To get to the park known as “El Cantador” you can either take Calle de Pardo or approach from the direction of the grassy area known as “Los Pastitos”, just the other side of the Plaza de las Ranas. This park has been taken up by the townsfolk as a place to take the dog for its daily walk or to stroll with your partner, play with your kids, or just for some quiet down time. The park is a place where locals and visitors alike can enjoy the beautiful city of Guanajuato.

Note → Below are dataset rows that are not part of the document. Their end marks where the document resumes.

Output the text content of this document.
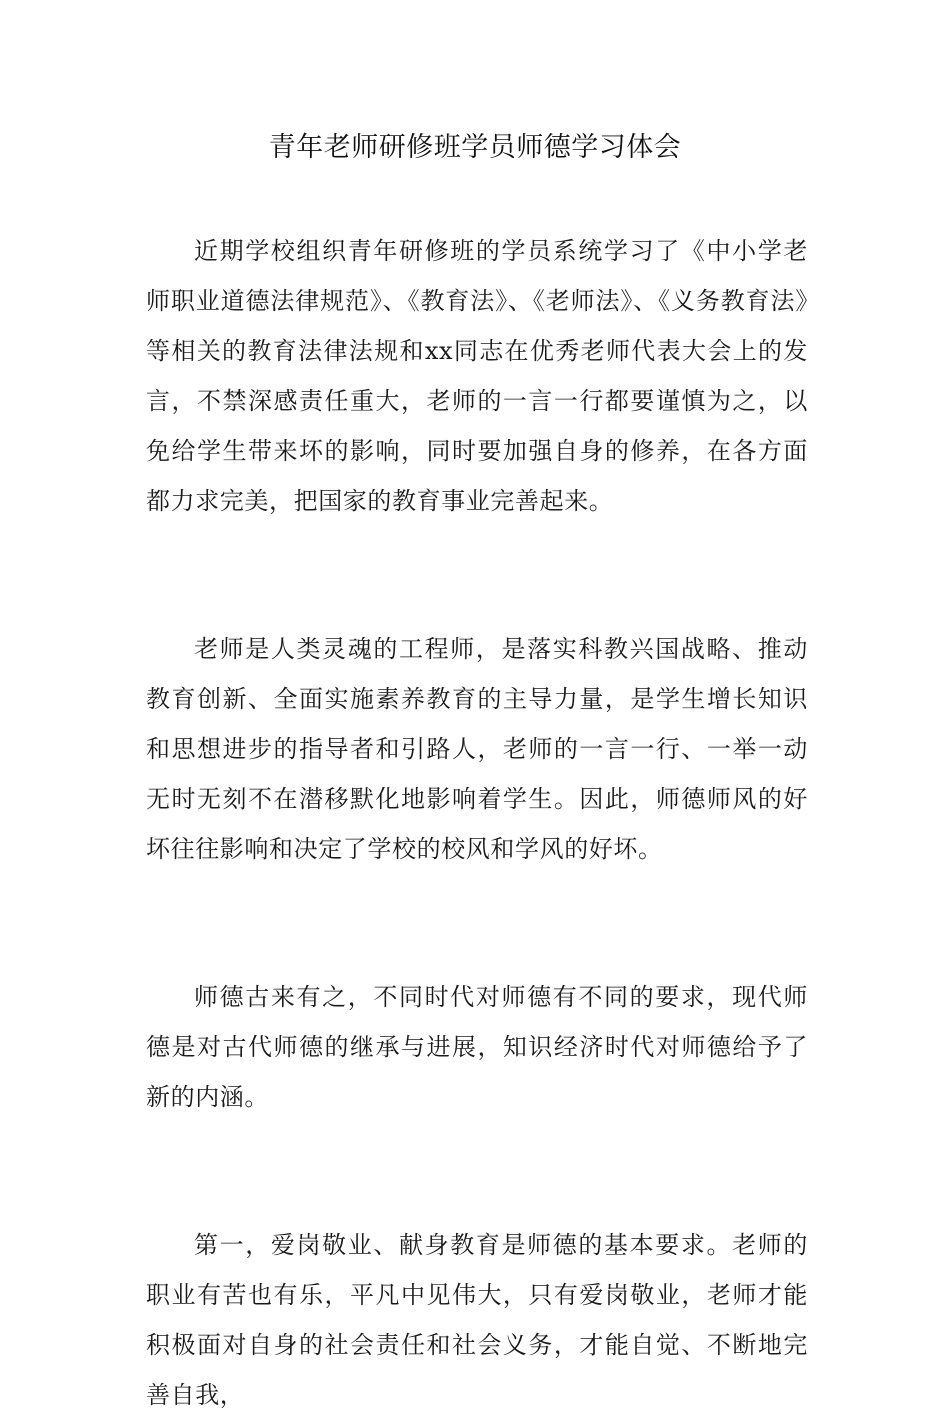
青年老师研修班学员师德学习体会

近期学校组织青年研修班的学员系统学习了《中小学老师职业道德法律规范》、《教育法》、《老师法》、《义务教育法》等相关的教育法律法规和xx同志在优秀老师代表大会上的发言，不禁深感责任重大，老师的一言一行都要谨慎为之，以免给学生带来坏的影响，同时要加强自身的修养，在各方面都力求完美，把国家的教育事业完善起来。

老师是人类灵魂的工程师，是落实科教兴国战略、推动教育创新、全面实施素养教育的主导力量，是学生增长知识和思想进步的指导者和引路人，老师的一言一行、一举一动无时无刻不在潜移默化地影响着学生。因此，师德师风的好坏往往影响和决定了学校的校风和学风的好坏。

师德古来有之，不同时代对师德有不同的要求，现代师德是对古代师德的继承与进展，知识经济时代对师德给予了新的内涵。

第一，爱岗敬业、献身教育是师德的基本要求。老师的职业有苦也有乐，平凡中见伟大，只有爱岗敬业，老师才能积极面对自身的社会责任和社会义务，才能自觉、不断地完善自我，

The park gets its name from an eighteenth century legend about a singer and musician named José Carpio, who lived in the area and was much sought-after to sing in serenades and gatherings. In 1898, the park was built from the designs of watchmaker and architect Luis Long, an Englishman who had settled in the city of León. In 1902 it was officially dubbed the “Porfirio Díaz” park, but for the townspeople, it has continued to be known as “El Jardín del Cantador” – the Singer’s Park.
The park is surrounded by a set of railings separated by pillars of green sandstone. It has four gates – one at either end and two side entrances. In the center sits a bandstand whose roof is supported by eight striated pillars topped by doric capitals. The bandstand is ringed by four fountains and two more fountains decorate the park’s broad paths.
For the Bicentenary celebrations in 2010, the park was renovated and decorated with busts of illustrious Guanajuato figures such as Jorge Ibargüengoitia, Ponciano Aguilar Frías, Florencio Antillón, Josefa Teresa de Busto y Moya, José Chávez Morado, Enrique Ruelas Espinosa, Armando Carrillo Olivares, José María Belaunzarán, Alfredo Dugés, Agustín Lanuza Romero, Manuel Leal Guerrero, Isauro Rionda Arreguín, Lucio Marmolejo, Sóstenes Rocha, Euquerio Guerrero López, Antonia del Moral and José Mariano Sardaneta y Llorente, and more besides! Now, all gathered together, they are an important reminder of these figures from Guanajuato’s past, here in the Jardín del Cantador.